The privately-run #17 SMP Racing car was only three-tenths of a second behind the winning Toyota, the #8 (although admittedly the #7 was faster). 3:16.159 / 3:15.908 (fastest lap recorded in all track sessions). The non-hybrid #17 recorded the highest top speed during race week: 350.1 kph.
“Looking at the best ten laps, which reflect pure performance, the fastest cars were the #7 Toyota (Conway), #3 Rebellion (Menezes), #3 Rebellion (Laurent) and the #8 Toyota (Alonso),” says Bouvet.  

This year’s race proves once again that the fastest car in the race is not necessarily the winner.


Beaumesnil and Bouvet agree that the LMP2 class produced “a magnificent battle between Signatech Alpine Matmut and G-Drive Racing. The spat was not just on track, it was in the pit lane too.” Until G-Drive ran into trouble and the game was over.
Beaumesnil also emphasises the “third place in class for TDS Racing, a fitting reward for François Perrodo who is returning to LMGTE next season”.


In the professional class, the best 100 laps put Corvette on top, then Porsche, two-hundredths behind, then Ferrari, five-hundredths behind Corvette. So not much to choose between the top three. Ford was three-tenths behind Corvette.
“LMGTE Pro was superb, although it was affected by a safety car period”, admits Beaumesnil. There are three ways to neutralise a race – safety car, slow zone and full course yellow (FCY) – applied according to circumstances.

  • Number of slow zones : 7
  • Time spent under slow zone : 49 :18
  • Number of safety cars : 8
  • Time spent under safety car : 2 :0 :18
  • Number of FCY : 8
  • Time spent under FCY : 22 :22

“I would like to point out that in a 24-hour race on a circuit of over 13 kilometres, there were no serious accidents. There were some spectacular crashes, but no lasting consequences, which shows we were right to make adjustments to the circuit”, says Beaumesnil.

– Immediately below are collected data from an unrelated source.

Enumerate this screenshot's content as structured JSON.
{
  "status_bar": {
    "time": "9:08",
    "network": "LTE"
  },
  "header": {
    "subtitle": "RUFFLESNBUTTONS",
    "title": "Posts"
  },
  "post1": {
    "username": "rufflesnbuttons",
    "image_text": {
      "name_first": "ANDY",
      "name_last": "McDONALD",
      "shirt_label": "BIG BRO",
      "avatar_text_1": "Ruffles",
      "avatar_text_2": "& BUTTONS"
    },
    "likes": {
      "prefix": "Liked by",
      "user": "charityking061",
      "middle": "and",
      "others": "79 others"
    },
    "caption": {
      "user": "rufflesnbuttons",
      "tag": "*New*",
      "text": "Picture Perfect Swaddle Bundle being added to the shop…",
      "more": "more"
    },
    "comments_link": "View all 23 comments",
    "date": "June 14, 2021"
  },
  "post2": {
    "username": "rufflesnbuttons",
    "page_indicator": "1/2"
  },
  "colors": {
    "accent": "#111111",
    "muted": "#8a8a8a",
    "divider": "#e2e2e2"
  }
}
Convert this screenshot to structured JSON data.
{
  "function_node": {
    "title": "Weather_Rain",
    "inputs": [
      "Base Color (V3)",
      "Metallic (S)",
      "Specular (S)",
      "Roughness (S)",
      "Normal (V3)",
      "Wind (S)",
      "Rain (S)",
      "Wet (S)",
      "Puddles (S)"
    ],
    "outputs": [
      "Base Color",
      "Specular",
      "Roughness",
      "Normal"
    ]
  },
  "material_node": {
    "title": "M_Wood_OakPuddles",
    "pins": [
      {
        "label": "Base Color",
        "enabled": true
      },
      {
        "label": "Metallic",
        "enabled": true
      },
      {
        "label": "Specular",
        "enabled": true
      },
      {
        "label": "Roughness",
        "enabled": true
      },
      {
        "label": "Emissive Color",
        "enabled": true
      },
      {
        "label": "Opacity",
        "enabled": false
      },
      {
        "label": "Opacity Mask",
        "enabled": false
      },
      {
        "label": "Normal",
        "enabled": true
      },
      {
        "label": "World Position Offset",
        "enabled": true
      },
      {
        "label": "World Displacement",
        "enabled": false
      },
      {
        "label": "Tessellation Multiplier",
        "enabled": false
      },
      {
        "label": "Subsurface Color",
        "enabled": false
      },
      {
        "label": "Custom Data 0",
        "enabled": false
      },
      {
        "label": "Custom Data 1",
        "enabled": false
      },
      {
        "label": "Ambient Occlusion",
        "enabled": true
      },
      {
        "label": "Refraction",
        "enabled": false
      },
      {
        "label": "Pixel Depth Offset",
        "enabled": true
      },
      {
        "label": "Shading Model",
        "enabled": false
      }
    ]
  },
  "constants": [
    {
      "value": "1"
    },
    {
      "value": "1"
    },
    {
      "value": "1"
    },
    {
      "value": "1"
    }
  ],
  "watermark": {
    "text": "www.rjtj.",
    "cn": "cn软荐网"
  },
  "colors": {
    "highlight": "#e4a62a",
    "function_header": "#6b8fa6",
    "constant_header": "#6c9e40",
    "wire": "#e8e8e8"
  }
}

“The introduction of Full Course Yellow for short neutralisation periods proved satisfactory. Slow zones were used for longer procedures, when the situation was stable and located in a precise area. Safety cars remain essential. They can intervene quickly to ensure safety. However, this is the most complex intervention to manage and can affect the outcome of the race. Teams have to gamble, but that’s part of race tactics. We can’t skimp on safety. However, there is still room for improvement and changes will be discussed with competitors.”


  • 62 competitors

Two temporary garages were built to house extra teams, bringing the field to 62 competitors.“Thanks to excellent teamwork, the ACO had the garages built in a matter of weeks. All was well in terms of safety and comfort, in the pit lane and on track. That’s something to be proud of.”